Venture money kept flowing too. Tazapay raised $36 million in a Series B round led by Circle Ventures, with plans to ramp up its cross-border payments infrastructure, licensing, and go-to-market strategy. Stablecoins like USDC (USDC) sit at the center of its model, acting as the plumbing layer for faster, cheaper fiat payouts into emerging markets.
There was also a fresh twist on the “crypto whodunit” front. Bo Shen, co-founder of Fenbushi Capital, revived efforts to recover the $42 million stolen from his personal wallet back in 2022, offering a 10%–20% bounty for credible information leading to asset recovery. About $1.2 million is already frozen on-chain, but most of the haul remains missing, a reminder that high-profile hacks don’t just disappear after the initial headlines.

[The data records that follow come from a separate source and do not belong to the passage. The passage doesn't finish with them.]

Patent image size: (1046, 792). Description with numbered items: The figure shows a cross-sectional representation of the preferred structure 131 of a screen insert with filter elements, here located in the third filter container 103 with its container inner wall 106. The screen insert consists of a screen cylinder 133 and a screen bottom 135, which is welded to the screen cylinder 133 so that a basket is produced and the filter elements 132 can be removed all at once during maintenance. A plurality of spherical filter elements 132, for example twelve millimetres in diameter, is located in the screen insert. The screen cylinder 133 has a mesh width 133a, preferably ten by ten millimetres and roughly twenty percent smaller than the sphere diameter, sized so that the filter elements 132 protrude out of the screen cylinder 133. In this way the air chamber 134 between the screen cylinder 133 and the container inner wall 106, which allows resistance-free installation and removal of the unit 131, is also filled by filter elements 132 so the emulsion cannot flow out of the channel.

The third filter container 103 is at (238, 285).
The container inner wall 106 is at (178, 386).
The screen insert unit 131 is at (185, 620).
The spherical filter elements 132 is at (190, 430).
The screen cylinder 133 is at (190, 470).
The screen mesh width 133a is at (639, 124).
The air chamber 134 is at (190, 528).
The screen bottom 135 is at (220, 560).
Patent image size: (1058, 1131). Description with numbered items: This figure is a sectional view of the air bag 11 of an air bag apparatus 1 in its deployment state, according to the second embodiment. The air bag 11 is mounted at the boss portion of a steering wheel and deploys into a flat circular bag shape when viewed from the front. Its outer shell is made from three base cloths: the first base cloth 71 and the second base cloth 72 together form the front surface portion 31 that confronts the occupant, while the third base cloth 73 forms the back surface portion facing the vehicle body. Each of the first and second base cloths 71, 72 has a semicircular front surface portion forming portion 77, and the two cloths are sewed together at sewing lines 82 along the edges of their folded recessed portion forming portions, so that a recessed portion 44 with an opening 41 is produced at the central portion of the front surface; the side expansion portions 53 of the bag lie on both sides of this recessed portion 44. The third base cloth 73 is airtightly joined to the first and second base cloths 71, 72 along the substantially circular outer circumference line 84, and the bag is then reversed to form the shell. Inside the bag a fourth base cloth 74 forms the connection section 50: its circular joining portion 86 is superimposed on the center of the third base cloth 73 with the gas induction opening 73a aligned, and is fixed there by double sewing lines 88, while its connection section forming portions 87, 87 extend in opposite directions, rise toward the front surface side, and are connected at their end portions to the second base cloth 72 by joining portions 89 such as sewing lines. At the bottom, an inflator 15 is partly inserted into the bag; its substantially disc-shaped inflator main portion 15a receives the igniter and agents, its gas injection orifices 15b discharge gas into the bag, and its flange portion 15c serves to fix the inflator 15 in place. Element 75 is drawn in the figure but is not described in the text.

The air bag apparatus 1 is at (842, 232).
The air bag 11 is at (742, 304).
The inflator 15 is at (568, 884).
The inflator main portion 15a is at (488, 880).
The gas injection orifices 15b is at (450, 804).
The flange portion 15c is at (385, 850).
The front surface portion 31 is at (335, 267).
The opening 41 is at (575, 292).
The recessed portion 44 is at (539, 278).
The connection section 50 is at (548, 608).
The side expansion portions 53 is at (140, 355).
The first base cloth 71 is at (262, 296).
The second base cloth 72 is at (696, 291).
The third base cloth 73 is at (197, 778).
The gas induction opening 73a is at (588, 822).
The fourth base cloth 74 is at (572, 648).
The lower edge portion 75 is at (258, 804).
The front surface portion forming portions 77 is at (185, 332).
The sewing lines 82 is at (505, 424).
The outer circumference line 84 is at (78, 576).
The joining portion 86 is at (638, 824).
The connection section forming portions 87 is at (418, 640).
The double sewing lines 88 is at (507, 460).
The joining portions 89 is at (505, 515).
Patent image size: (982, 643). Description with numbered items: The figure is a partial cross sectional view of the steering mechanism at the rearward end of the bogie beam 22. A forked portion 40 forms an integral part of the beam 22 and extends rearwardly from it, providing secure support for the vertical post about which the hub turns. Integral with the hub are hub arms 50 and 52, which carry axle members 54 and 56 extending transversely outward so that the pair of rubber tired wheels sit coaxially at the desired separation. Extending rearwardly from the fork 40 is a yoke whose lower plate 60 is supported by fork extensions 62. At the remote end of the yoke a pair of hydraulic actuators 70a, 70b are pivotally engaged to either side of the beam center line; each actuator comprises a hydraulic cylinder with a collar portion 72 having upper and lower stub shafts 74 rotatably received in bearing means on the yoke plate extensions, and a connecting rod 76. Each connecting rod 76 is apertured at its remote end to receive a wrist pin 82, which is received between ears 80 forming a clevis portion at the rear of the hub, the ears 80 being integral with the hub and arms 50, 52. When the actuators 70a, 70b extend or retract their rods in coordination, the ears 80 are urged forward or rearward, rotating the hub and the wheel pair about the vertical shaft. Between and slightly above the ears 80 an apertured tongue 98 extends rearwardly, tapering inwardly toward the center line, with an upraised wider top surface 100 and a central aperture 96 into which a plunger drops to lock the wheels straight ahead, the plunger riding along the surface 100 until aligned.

In DeFi, Bitcoin is quietly getting more liquidity hooks into other ecosystems. Mezo chose Aerodrome Finance (AERO) on Base as its primary liquidity hub, allocating 2.25% of the MEZO supply to veAERO voters over 30 days. The goal is to jumpstart deep liquidity for MEZO and its Bitcoin-backed stablecoin MUSD, using Base as a key trading venue while tying BTC (BTC) into a broader DeFi stack.
Finally, zooming all the way out, Google put a date on one of crypto’s biggest long-term risks: quantum computing. The company is targeting full migration to quantum-safe encryption by 2029 and warns that advanced quantum machines could break today’s encryption around that timeline. That raises uncomfortable questions for Bitcoin (BTC) and other networks whose security assumptions rest on cryptography that may not be quantum-resistant. While there’s still time to adapt, the clock is ticking, and bar-room debates about “quantum FUD” are slowly turning into real engineering roadmaps.
Taken together, tonight’s tape painted a picture of an industry growing up in real time: traditional finance inching closer through ETFs and mortgages, regulators and courts struggling to keep up, infrastructures hardening, and new tech threats looming on the horizon. The experiments are getting bigger – and so are the stakes.